4 – A “QUESTÃO RELIGIOSA” 
Na Constituição de 1.824 o imperador se proclamava líder absoluto da Igreja no Brasil. O poder do Bispo de Roma estava subjugado à vontade real. Os atos papais, como bulas, encíclicas, cartas, etc., só tinham validade “jurídica” em nosso território se aprovados pelo Estado, de acordo com o instituto expresso na carta magna chamado Beneplácito. E através do Padroado apenas o imperador podia nomear os sacerdotes e criar igrejas. Esta situação desfavorável à Santa Sé levaria o clero a lutar pelo fim do regime, apoiando os ideais republicanos que se fortaleciam rapidamente .

Por questões pragmáticas as relações entre a coroa brasileira e a Cúria Romana se mantiveram em níveis de tolerabilidade e convivência pacífica, por aproximadamente 40 anos. A ninguém interessava a criação de conflitos. Toda normatização advinda de Roma era protocolarmente aceita por estas terras.
O primeiro movimento pela retomada do poder eclesiástico ocorreu em 1.848. Pio IX assumiu a cátedra de Pedro e criticou ferozmente as chamadas liberalidades modernas, rogando pela supremacia dos “céus” sobre o poder secular.

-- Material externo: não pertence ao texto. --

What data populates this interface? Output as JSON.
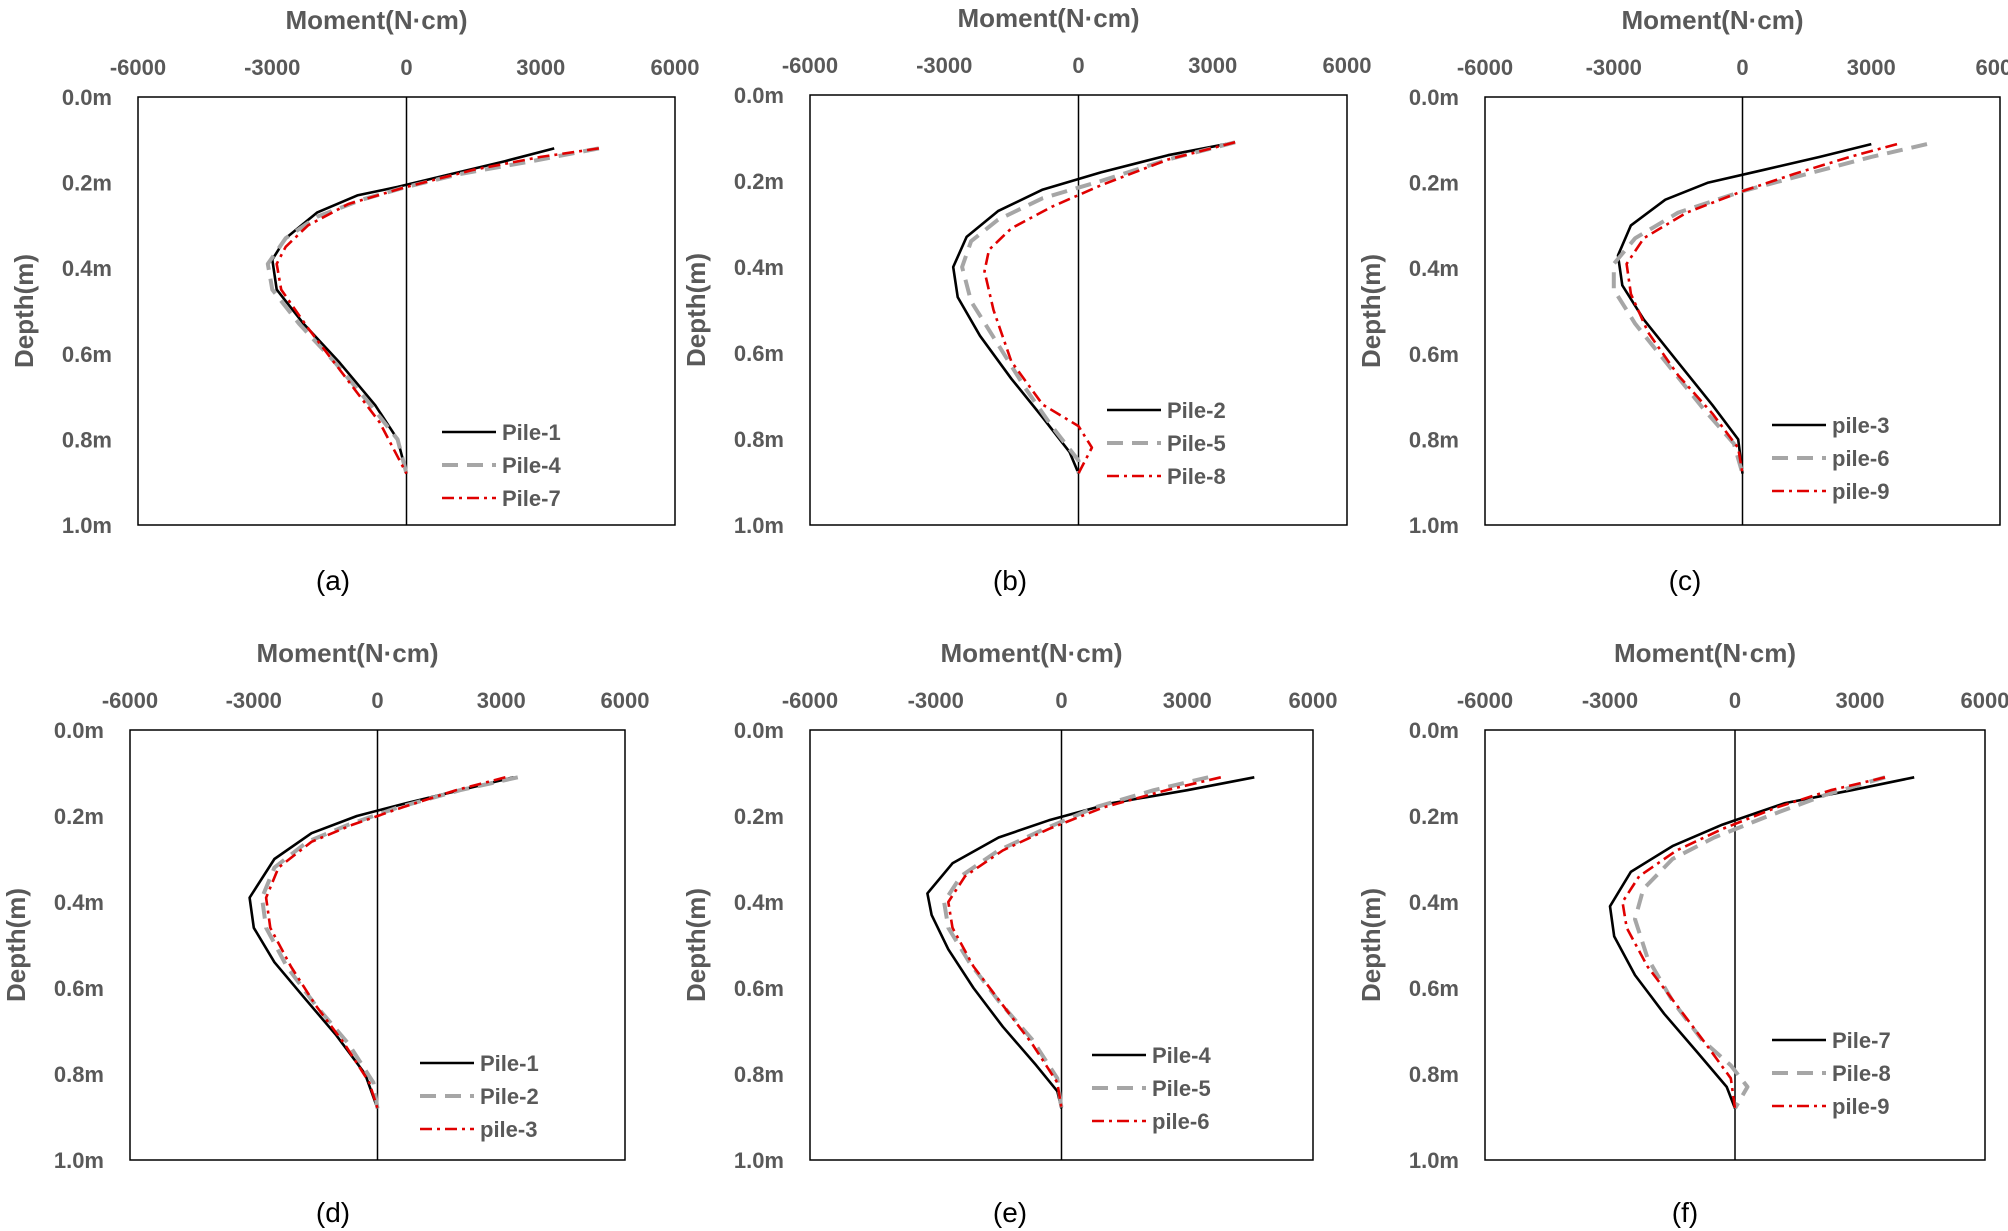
{
  "chart_data": [
    {
      "type": "line",
      "panel_label": "(a)",
      "xlabel": "Moment(N·cm)",
      "ylabel": "Depth(m)",
      "xlim": [
        -6000,
        6000
      ],
      "ylim": [
        0,
        1.0
      ],
      "x_ticks": [
        "-6000",
        "-3000",
        "0",
        "3000",
        "6000"
      ],
      "y_ticks": [
        "0.0m",
        "0.2m",
        "0.4m",
        "0.6m",
        "0.8m",
        "1.0m"
      ],
      "legend_position": "bottom-right",
      "series": [
        {
          "name": "Pile-1",
          "color": "#000000",
          "style": "solid",
          "x": [
            3300,
            2200,
            1000,
            -200,
            -1100,
            -2000,
            -2700,
            -3000,
            -2900,
            -2300,
            -1500,
            -700,
            -200,
            0
          ],
          "y": [
            0.12,
            0.15,
            0.18,
            0.21,
            0.23,
            0.27,
            0.33,
            0.38,
            0.45,
            0.53,
            0.62,
            0.72,
            0.8,
            0.88
          ]
        },
        {
          "name": "Pile-4",
          "color": "#a6a6a6",
          "style": "dash",
          "x": [
            4300,
            2800,
            1200,
            0,
            -1000,
            -2000,
            -2700,
            -3100,
            -3000,
            -2400,
            -1600,
            -800,
            -200,
            0
          ],
          "y": [
            0.12,
            0.15,
            0.18,
            0.21,
            0.24,
            0.28,
            0.33,
            0.39,
            0.45,
            0.53,
            0.62,
            0.72,
            0.8,
            0.88
          ]
        },
        {
          "name": "Pile-7",
          "color": "#e00000",
          "style": "dashdot",
          "x": [
            4300,
            3000,
            1500,
            0,
            -1300,
            -2200,
            -2700,
            -2900,
            -2800,
            -2200,
            -1400,
            -600,
            0
          ],
          "y": [
            0.12,
            0.14,
            0.17,
            0.21,
            0.25,
            0.3,
            0.35,
            0.39,
            0.45,
            0.54,
            0.65,
            0.76,
            0.88
          ]
        }
      ]
    },
    {
      "type": "line",
      "panel_label": "(b)",
      "xlabel": "Moment(N·cm)",
      "ylabel": "Depth(m)",
      "xlim": [
        -6000,
        6000
      ],
      "ylim": [
        0,
        1.0
      ],
      "x_ticks": [
        "-6000",
        "-3000",
        "0",
        "3000",
        "6000"
      ],
      "y_ticks": [
        "0.0m",
        "0.2m",
        "0.4m",
        "0.6m",
        "0.8m",
        "1.0m"
      ],
      "legend_position": "bottom-right",
      "series": [
        {
          "name": "Pile-2",
          "color": "#000000",
          "style": "solid",
          "x": [
            3500,
            2000,
            500,
            -800,
            -1800,
            -2500,
            -2800,
            -2700,
            -2200,
            -1500,
            -800,
            -200,
            0
          ],
          "y": [
            0.11,
            0.14,
            0.18,
            0.22,
            0.27,
            0.33,
            0.4,
            0.47,
            0.56,
            0.66,
            0.75,
            0.83,
            0.88
          ]
        },
        {
          "name": "Pile-5",
          "color": "#a6a6a6",
          "style": "dash",
          "x": [
            3500,
            2000,
            500,
            -800,
            -1800,
            -2400,
            -2600,
            -2400,
            -1800,
            -1200,
            -600,
            0,
            0
          ],
          "y": [
            0.11,
            0.15,
            0.2,
            0.24,
            0.29,
            0.34,
            0.4,
            0.48,
            0.58,
            0.68,
            0.77,
            0.85,
            0.88
          ]
        },
        {
          "name": "Pile-8",
          "color": "#e00000",
          "style": "dashdot",
          "x": [
            3500,
            2000,
            500,
            -600,
            -1500,
            -2000,
            -2100,
            -1900,
            -1500,
            -800,
            0,
            300,
            0
          ],
          "y": [
            0.11,
            0.15,
            0.21,
            0.26,
            0.31,
            0.36,
            0.41,
            0.5,
            0.62,
            0.72,
            0.77,
            0.82,
            0.88
          ]
        }
      ]
    },
    {
      "type": "line",
      "panel_label": "(c)",
      "xlabel": "Moment(N·cm)",
      "ylabel": "Depth(m)",
      "xlim": [
        -6000,
        6000
      ],
      "ylim": [
        0,
        1.0
      ],
      "x_ticks": [
        "-6000",
        "-3000",
        "0",
        "3000",
        "6000"
      ],
      "y_ticks": [
        "0.0m",
        "0.2m",
        "0.4m",
        "0.6m",
        "0.8m",
        "1.0m"
      ],
      "legend_position": "bottom-right",
      "series": [
        {
          "name": "pile-3",
          "color": "#000000",
          "style": "solid",
          "x": [
            3000,
            1800,
            500,
            -800,
            -1800,
            -2600,
            -2900,
            -2800,
            -2300,
            -1500,
            -700,
            -100,
            0
          ],
          "y": [
            0.11,
            0.14,
            0.17,
            0.2,
            0.24,
            0.3,
            0.37,
            0.44,
            0.52,
            0.62,
            0.72,
            0.8,
            0.88
          ]
        },
        {
          "name": "pile-6",
          "color": "#a6a6a6",
          "style": "dash",
          "x": [
            4300,
            3000,
            1500,
            0,
            -1500,
            -2500,
            -3000,
            -3000,
            -2500,
            -1700,
            -900,
            -200,
            0
          ],
          "y": [
            0.11,
            0.14,
            0.18,
            0.22,
            0.27,
            0.33,
            0.39,
            0.45,
            0.53,
            0.63,
            0.73,
            0.81,
            0.88
          ]
        },
        {
          "name": "pile-9",
          "color": "#e00000",
          "style": "dashdot",
          "x": [
            3600,
            2500,
            1200,
            0,
            -1300,
            -2300,
            -2700,
            -2600,
            -2200,
            -1500,
            -700,
            -100,
            0
          ],
          "y": [
            0.11,
            0.14,
            0.18,
            0.22,
            0.27,
            0.33,
            0.39,
            0.46,
            0.55,
            0.65,
            0.74,
            0.82,
            0.88
          ]
        }
      ]
    },
    {
      "type": "line",
      "panel_label": "(d)",
      "xlabel": "Moment(N·cm)",
      "ylabel": "Depth(m)",
      "xlim": [
        -6000,
        6000
      ],
      "ylim": [
        0,
        1.0
      ],
      "x_ticks": [
        "-6000",
        "-3000",
        "0",
        "3000",
        "6000"
      ],
      "y_ticks": [
        "0.0m",
        "0.2m",
        "0.4m",
        "0.6m",
        "0.8m",
        "1.0m"
      ],
      "legend_position": "bottom-right",
      "series": [
        {
          "name": "Pile-1",
          "color": "#000000",
          "style": "solid",
          "x": [
            3300,
            2000,
            700,
            -500,
            -1600,
            -2500,
            -3100,
            -3000,
            -2500,
            -1800,
            -1000,
            -300,
            0
          ],
          "y": [
            0.11,
            0.14,
            0.17,
            0.2,
            0.24,
            0.3,
            0.39,
            0.46,
            0.54,
            0.62,
            0.71,
            0.8,
            0.88
          ]
        },
        {
          "name": "Pile-2",
          "color": "#a6a6a6",
          "style": "dash",
          "x": [
            3400,
            2000,
            500,
            -700,
            -1700,
            -2500,
            -2800,
            -2700,
            -2200,
            -1500,
            -700,
            -100,
            0
          ],
          "y": [
            0.11,
            0.14,
            0.18,
            0.22,
            0.26,
            0.32,
            0.39,
            0.46,
            0.55,
            0.64,
            0.73,
            0.82,
            0.88
          ]
        },
        {
          "name": "pile-3",
          "color": "#e00000",
          "style": "dashdot",
          "x": [
            3100,
            1900,
            600,
            -600,
            -1600,
            -2400,
            -2700,
            -2600,
            -2100,
            -1500,
            -800,
            -200,
            0
          ],
          "y": [
            0.11,
            0.14,
            0.18,
            0.22,
            0.26,
            0.32,
            0.39,
            0.46,
            0.55,
            0.64,
            0.73,
            0.82,
            0.88
          ]
        }
      ]
    },
    {
      "type": "line",
      "panel_label": "(e)",
      "xlabel": "Moment(N·cm)",
      "ylabel": "Depth(m)",
      "xlim": [
        -6000,
        6000
      ],
      "ylim": [
        0,
        1.0
      ],
      "x_ticks": [
        "-6000",
        "-3000",
        "0",
        "3000",
        "6000"
      ],
      "y_ticks": [
        "0.0m",
        "0.2m",
        "0.4m",
        "0.6m",
        "0.8m",
        "1.0m"
      ],
      "legend_position": "bottom-right",
      "series": [
        {
          "name": "Pile-4",
          "color": "#000000",
          "style": "solid",
          "x": [
            4600,
            3000,
            1200,
            -300,
            -1500,
            -2600,
            -3200,
            -3100,
            -2700,
            -2100,
            -1400,
            -600,
            -100,
            0
          ],
          "y": [
            0.11,
            0.14,
            0.17,
            0.21,
            0.25,
            0.31,
            0.38,
            0.43,
            0.51,
            0.6,
            0.69,
            0.78,
            0.84,
            0.88
          ]
        },
        {
          "name": "Pile-5",
          "color": "#a6a6a6",
          "style": "dash",
          "x": [
            3500,
            2200,
            800,
            -400,
            -1500,
            -2400,
            -2800,
            -2700,
            -2200,
            -1500,
            -700,
            -100,
            0
          ],
          "y": [
            0.11,
            0.14,
            0.18,
            0.23,
            0.28,
            0.34,
            0.4,
            0.46,
            0.54,
            0.63,
            0.72,
            0.81,
            0.88
          ]
        },
        {
          "name": "pile-6",
          "color": "#e00000",
          "style": "dashdot",
          "x": [
            3800,
            2500,
            1000,
            -300,
            -1400,
            -2300,
            -2700,
            -2600,
            -2100,
            -1400,
            -700,
            -100,
            0
          ],
          "y": [
            0.11,
            0.14,
            0.18,
            0.23,
            0.28,
            0.34,
            0.4,
            0.46,
            0.55,
            0.64,
            0.73,
            0.82,
            0.88
          ]
        }
      ]
    },
    {
      "type": "line",
      "panel_label": "(f)",
      "xlabel": "Moment(N·cm)",
      "ylabel": "Depth(m)",
      "xlim": [
        -6000,
        6000
      ],
      "ylim": [
        0,
        1.0
      ],
      "x_ticks": [
        "-6000",
        "-3000",
        "0",
        "3000",
        "6000"
      ],
      "y_ticks": [
        "0.0m",
        "0.2m",
        "0.4m",
        "0.6m",
        "0.8m",
        "1.0m"
      ],
      "legend_position": "bottom-right",
      "series": [
        {
          "name": "Pile-7",
          "color": "#000000",
          "style": "solid",
          "x": [
            4300,
            2800,
            1200,
            -300,
            -1500,
            -2500,
            -3000,
            -2900,
            -2400,
            -1700,
            -900,
            -200,
            0
          ],
          "y": [
            0.11,
            0.14,
            0.17,
            0.22,
            0.27,
            0.33,
            0.41,
            0.48,
            0.57,
            0.66,
            0.75,
            0.83,
            0.88
          ]
        },
        {
          "name": "Pile-8",
          "color": "#a6a6a6",
          "style": "dash",
          "x": [
            3600,
            2200,
            800,
            -500,
            -1500,
            -2200,
            -2400,
            -2100,
            -1500,
            -800,
            -100,
            300,
            0
          ],
          "y": [
            0.11,
            0.15,
            0.2,
            0.25,
            0.3,
            0.37,
            0.44,
            0.53,
            0.63,
            0.72,
            0.78,
            0.83,
            0.88
          ]
        },
        {
          "name": "pile-9",
          "color": "#e00000",
          "style": "dashdot",
          "x": [
            3600,
            2300,
            1000,
            -300,
            -1400,
            -2300,
            -2700,
            -2600,
            -2100,
            -1400,
            -700,
            -100,
            0
          ],
          "y": [
            0.11,
            0.14,
            0.18,
            0.23,
            0.28,
            0.34,
            0.4,
            0.46,
            0.55,
            0.64,
            0.73,
            0.81,
            0.88
          ]
        }
      ]
    }
  ]
}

No ano de 1.864 as investidas foram mais agudas. Como vimos anteriormente, o Papa Pio IX lança a encíclica “Quanta Cura” com seu famoso apêndice, o “Syllabus Errors”, que seria conhecida apenas por “Bula Syllabus” . Suas oitenta proposições condenaram explicitamente, entre outras coisas, o Protestantismo, a Maçonaria, a liberdade de consciência, a liberdade de culto, a separação entre a igreja e o estado, a educação leiga e, em geral, o progresso e a civilização moderna. Determinava também a intervenção em ordens leigas, se não seguissem expressamente as orientações papais, e proibia a realização de atos litúrgicos da Igreja em celebrações maçônicas. Os clérigos estavam impedidos de participar da Maçonaria. Este fato, no Brasil, era freqüente. Como tal norma não recebeu o placet de aprovação por Dom Pedro II, não possuía validade “jurídica” no país.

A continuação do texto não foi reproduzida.